En tiempos de crisis climática recuperar técnicas tradiciones poco invasivas o que mejoran sensiblemente el medio ambiente debería ser prioritario en la agenda pública. Una de estas técnicas es la carpintería de ribera. No olvidemos que la construcción artesanal de embarcaciones de madera forma parte de nuestro patrimonio marítimo y cultural y tiene un papel destacado en un país como el nuestro, rodeado de mar. Bien lo saben en el Agalcari, la asociación gallega de carpintería de ribeira que lleva años trabajando para que se mantenga esta actividad artesanal y darle un nuevo impulso tanto productivo como comercial, en sus diferentes variantes, la pesca, el marisqueo, la acuicultura, o el ocio, pero no siempre es tarea fácil. Como ellos mismos se definen en su web: «AGALCARI es una Asociación de empresarios de la construcción naval en madera que tiene como misión: “La dinamización económica y productiva de la construcción naval en madera y sus empresas, el reconocimiento social de la actividad y la protección y conservación de su inestimable valor como parte viva del patrimonio marítimo, cultural y etnográfico”».

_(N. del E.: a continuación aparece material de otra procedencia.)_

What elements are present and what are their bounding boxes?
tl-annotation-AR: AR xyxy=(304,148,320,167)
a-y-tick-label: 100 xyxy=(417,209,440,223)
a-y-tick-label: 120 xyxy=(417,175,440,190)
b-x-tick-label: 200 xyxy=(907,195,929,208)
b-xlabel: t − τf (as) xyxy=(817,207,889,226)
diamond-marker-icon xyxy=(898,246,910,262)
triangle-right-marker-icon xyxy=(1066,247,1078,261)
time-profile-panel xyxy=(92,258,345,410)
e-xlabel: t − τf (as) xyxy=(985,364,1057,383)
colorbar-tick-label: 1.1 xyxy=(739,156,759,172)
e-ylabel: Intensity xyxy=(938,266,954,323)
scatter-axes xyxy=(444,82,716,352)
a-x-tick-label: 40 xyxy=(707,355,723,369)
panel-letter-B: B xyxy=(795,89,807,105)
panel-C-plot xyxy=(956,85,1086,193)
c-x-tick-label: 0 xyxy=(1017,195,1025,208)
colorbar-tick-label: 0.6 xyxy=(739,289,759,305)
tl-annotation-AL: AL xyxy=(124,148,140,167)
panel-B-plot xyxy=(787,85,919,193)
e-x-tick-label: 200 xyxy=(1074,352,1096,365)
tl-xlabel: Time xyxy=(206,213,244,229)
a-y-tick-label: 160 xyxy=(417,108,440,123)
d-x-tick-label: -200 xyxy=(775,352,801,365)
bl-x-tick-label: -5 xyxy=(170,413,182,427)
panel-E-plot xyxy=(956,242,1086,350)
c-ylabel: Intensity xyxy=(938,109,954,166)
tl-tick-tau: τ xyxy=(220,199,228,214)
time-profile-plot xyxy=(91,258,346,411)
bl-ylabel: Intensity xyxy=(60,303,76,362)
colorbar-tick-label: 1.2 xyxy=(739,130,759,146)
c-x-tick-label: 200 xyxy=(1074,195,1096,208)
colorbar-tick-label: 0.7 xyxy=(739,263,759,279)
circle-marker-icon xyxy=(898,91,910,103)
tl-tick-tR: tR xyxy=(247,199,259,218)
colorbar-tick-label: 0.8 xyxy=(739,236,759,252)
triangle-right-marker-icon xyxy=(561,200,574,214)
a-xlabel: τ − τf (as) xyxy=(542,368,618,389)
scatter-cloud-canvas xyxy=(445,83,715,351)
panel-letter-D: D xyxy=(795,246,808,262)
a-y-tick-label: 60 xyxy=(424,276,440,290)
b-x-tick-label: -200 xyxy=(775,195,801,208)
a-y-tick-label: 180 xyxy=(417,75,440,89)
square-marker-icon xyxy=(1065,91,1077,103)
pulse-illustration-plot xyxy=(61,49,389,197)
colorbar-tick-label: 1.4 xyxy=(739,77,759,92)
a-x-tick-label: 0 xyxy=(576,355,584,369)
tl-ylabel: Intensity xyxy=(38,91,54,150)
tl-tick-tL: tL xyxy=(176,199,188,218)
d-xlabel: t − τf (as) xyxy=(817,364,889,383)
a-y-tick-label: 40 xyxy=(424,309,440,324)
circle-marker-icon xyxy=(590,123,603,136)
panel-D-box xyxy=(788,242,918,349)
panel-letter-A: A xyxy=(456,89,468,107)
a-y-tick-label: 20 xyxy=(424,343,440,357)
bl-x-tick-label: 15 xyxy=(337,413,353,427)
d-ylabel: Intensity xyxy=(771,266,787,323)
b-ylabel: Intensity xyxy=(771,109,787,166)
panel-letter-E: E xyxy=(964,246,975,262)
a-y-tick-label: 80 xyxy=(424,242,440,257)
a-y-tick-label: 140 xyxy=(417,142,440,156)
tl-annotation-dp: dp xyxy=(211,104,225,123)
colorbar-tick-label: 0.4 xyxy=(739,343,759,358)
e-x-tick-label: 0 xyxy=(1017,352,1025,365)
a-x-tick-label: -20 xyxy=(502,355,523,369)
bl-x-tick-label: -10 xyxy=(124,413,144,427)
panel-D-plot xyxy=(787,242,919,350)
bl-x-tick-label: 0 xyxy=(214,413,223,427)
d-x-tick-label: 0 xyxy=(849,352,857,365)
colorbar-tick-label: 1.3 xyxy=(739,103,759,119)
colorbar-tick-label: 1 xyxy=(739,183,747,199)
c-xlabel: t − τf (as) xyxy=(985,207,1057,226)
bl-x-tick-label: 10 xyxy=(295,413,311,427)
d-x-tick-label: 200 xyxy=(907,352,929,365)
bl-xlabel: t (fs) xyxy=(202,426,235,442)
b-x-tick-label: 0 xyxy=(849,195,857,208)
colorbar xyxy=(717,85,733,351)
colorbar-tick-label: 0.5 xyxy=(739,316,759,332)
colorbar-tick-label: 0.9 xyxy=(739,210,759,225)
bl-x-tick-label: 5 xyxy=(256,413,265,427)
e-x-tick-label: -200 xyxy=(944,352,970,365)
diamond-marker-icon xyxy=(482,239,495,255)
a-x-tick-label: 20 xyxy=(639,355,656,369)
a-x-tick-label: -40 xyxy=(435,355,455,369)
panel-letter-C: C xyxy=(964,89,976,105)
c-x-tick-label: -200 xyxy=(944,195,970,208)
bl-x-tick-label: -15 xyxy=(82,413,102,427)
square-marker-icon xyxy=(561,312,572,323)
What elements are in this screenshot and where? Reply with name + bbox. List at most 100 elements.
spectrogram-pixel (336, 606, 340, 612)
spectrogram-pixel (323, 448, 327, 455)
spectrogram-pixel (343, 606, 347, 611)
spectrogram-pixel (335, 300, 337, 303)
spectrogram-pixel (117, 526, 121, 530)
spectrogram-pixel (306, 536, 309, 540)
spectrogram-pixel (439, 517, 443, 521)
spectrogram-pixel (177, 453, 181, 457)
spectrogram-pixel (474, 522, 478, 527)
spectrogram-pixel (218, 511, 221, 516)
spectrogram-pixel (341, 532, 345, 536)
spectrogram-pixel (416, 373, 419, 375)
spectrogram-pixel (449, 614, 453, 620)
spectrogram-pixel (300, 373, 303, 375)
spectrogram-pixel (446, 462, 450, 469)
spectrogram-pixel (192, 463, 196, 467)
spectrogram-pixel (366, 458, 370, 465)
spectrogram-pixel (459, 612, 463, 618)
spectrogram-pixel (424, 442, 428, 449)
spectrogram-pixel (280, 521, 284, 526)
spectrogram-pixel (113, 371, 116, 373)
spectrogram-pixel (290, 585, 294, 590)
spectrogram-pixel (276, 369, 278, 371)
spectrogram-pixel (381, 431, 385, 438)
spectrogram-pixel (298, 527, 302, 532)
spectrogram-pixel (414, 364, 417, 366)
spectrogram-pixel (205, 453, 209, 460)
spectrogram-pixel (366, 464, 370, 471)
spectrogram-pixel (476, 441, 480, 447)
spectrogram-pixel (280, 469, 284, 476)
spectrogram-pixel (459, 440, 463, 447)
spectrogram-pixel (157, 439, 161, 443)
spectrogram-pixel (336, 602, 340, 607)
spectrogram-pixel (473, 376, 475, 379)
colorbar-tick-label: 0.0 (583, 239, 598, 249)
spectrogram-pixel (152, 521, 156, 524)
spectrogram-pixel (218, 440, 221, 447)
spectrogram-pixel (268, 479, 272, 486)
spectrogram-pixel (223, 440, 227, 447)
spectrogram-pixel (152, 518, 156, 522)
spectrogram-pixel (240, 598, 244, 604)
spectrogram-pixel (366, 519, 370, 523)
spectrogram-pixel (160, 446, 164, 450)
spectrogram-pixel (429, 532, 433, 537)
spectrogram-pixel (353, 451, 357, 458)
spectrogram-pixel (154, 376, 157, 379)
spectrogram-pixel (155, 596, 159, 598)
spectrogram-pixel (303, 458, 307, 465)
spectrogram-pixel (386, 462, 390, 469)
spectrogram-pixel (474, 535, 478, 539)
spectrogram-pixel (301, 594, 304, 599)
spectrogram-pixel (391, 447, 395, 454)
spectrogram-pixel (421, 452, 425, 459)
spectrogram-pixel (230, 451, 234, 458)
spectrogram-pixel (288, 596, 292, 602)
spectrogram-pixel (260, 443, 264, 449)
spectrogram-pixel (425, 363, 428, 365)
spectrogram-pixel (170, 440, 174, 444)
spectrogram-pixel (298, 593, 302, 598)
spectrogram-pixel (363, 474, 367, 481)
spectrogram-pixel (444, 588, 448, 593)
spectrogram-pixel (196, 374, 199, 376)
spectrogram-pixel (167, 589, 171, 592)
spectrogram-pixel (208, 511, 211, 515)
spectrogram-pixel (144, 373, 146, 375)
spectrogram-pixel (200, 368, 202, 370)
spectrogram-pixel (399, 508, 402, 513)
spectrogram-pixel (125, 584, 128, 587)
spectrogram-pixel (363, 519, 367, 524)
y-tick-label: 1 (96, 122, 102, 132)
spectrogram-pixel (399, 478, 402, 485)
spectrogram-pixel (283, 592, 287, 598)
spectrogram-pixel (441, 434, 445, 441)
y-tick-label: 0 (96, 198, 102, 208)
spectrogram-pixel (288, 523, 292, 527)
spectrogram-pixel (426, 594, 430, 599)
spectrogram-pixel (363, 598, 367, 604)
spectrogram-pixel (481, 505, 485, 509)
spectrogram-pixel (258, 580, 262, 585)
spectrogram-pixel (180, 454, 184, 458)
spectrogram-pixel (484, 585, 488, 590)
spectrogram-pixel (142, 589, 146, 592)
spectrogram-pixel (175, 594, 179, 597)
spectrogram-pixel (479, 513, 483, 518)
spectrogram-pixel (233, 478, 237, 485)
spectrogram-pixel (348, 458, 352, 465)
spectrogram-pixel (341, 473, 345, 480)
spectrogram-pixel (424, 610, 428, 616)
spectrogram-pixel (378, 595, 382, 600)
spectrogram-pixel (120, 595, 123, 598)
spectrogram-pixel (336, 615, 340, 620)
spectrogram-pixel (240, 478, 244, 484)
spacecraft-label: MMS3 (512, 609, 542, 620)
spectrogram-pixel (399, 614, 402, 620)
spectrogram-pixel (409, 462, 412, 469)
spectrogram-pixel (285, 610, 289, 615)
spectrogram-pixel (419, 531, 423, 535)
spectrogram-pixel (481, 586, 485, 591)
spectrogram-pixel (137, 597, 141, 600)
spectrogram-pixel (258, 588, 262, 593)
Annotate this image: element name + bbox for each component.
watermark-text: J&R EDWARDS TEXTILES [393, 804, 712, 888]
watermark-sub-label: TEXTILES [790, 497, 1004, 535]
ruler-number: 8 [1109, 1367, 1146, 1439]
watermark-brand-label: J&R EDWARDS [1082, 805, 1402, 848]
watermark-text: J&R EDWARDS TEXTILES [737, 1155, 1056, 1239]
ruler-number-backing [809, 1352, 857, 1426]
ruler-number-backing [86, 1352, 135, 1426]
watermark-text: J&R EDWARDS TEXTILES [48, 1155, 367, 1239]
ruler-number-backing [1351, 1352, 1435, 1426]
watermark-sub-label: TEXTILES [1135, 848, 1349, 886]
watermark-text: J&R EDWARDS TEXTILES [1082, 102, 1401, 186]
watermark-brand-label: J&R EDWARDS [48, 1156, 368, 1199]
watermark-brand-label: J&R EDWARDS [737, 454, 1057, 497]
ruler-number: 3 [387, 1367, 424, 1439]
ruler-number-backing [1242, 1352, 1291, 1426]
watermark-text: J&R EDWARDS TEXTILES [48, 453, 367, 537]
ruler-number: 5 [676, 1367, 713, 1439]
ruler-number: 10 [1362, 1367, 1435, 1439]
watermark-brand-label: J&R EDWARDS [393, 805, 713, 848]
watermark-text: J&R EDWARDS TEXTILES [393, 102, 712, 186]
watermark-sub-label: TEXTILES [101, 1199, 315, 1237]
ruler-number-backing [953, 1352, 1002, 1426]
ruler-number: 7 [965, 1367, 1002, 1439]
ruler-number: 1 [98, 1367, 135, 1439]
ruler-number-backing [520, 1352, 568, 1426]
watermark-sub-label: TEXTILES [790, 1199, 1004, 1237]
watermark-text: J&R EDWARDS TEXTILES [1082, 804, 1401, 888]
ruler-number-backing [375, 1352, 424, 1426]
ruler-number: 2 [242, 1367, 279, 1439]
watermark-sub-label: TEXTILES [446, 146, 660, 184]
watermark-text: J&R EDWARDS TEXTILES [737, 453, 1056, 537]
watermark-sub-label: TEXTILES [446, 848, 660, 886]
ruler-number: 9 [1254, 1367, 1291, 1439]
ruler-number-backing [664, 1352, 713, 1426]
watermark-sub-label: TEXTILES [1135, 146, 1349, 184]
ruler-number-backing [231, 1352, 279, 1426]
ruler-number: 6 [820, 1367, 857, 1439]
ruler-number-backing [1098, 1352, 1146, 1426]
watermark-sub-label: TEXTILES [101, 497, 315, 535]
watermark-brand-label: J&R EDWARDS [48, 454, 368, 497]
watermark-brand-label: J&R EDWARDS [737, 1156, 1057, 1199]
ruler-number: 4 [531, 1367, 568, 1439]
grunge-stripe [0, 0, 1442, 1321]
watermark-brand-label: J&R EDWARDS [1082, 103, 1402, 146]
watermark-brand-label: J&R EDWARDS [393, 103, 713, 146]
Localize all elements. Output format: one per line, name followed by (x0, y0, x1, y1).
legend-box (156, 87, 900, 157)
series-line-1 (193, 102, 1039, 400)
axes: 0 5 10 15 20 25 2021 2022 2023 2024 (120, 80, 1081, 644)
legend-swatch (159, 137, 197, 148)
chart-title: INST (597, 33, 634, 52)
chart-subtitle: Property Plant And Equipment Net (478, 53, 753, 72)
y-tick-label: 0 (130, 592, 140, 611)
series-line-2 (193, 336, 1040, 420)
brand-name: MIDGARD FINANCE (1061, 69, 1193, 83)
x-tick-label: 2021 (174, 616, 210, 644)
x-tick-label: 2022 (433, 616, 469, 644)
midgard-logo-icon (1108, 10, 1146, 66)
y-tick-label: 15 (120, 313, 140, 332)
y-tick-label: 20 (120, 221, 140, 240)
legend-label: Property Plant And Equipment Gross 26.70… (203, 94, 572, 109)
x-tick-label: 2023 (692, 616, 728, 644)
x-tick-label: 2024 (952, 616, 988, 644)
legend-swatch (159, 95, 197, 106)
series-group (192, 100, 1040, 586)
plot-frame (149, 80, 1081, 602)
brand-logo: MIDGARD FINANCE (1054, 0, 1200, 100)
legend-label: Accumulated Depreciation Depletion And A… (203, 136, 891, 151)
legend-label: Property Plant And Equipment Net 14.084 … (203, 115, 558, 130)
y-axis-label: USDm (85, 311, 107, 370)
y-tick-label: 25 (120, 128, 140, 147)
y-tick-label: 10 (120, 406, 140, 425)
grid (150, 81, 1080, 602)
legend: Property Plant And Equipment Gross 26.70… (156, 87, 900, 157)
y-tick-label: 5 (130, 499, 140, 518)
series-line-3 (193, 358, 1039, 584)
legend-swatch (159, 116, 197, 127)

En la web de esta asociación podemos leer también: «A tradición al servido de la innovación. Solo quien conoce la tradición está preparado para modelar el futuro» porque hoy día las embarcaciones de madera incorporan las últimas técnicas más innovadoras y la tecnología más puntera que nada tiene que envidiar a otro tipo de construcciones navales fabricadas con otros materiales como el poliéster, embarcaciones sin duda más competitivas por su bajo mantenimiento pero que no generan riqueza en el territorio, sea de carácter laboral como de aprovechamiento de recursos naturales autóctonos , ni es afable con el medio ambiente, ni retorna como nutriente a través del tratamiento circular de residuos al final de su vida, algo que es innato a los barcos de madera. Sin duda, nos encontramos con otro ejemplo más de la cultura de la competitividad económica a corto plazo que poco tiene que ver con la capacidad de generar riqueza a medio y largo plazo sin dañar nuestro entorno ¿os suena?. Mientras los barcos de madera pueden llegar a los sesenta, ochenta o hasta cien años de vida productiva y luego desguazar completamente para otros usos, los de poliéster o fibra de vidrio terminarán en un cementerio arrumbados, no hay forma de recuperarlos.
En el siguiente cuadro, elaborado por Agalcari, podemos ver las principales características de los embarcaciones de madera:
Desde hace tiempo la Fundación Pública Artesanía de Galicia, entidad que gestiona la promoción artesana en dicha comunidad autónoma y muy interesada en el impulso de esta actividad artesanal, me traslada la necesidad de poner en valor su formación sin demora. Esto me llevó, invitado por dicha Fundación a visitar hace unos meses Astilleros Catoira en Rianxo (La Coruña) para conocer el sector in situ y reunirme con Ramón Collazo, su propietario y actual presidente de Agalcari, que me explicaba con pasión todo el proceso constructivo de las embarcaciones de madera y me trasladaba el problema de relevo tan grande que padecen.

Como señalaba Ramón, si esta falta de efectivos no se resuelve a corto plazo podría llevar a la desaparición del sector como actividad artesanal e industrial. Es para tomárselo en serio, actualmente solo en tierras gallegas la carpintería de ribera factura unos diez millones de euros a través de una veintena de astilleros – que se mantienen de los más de cien que existían en el siglo pasado- y dan trabajo a unas cien personas, sin contar los quinientos empleos indirectos que genera.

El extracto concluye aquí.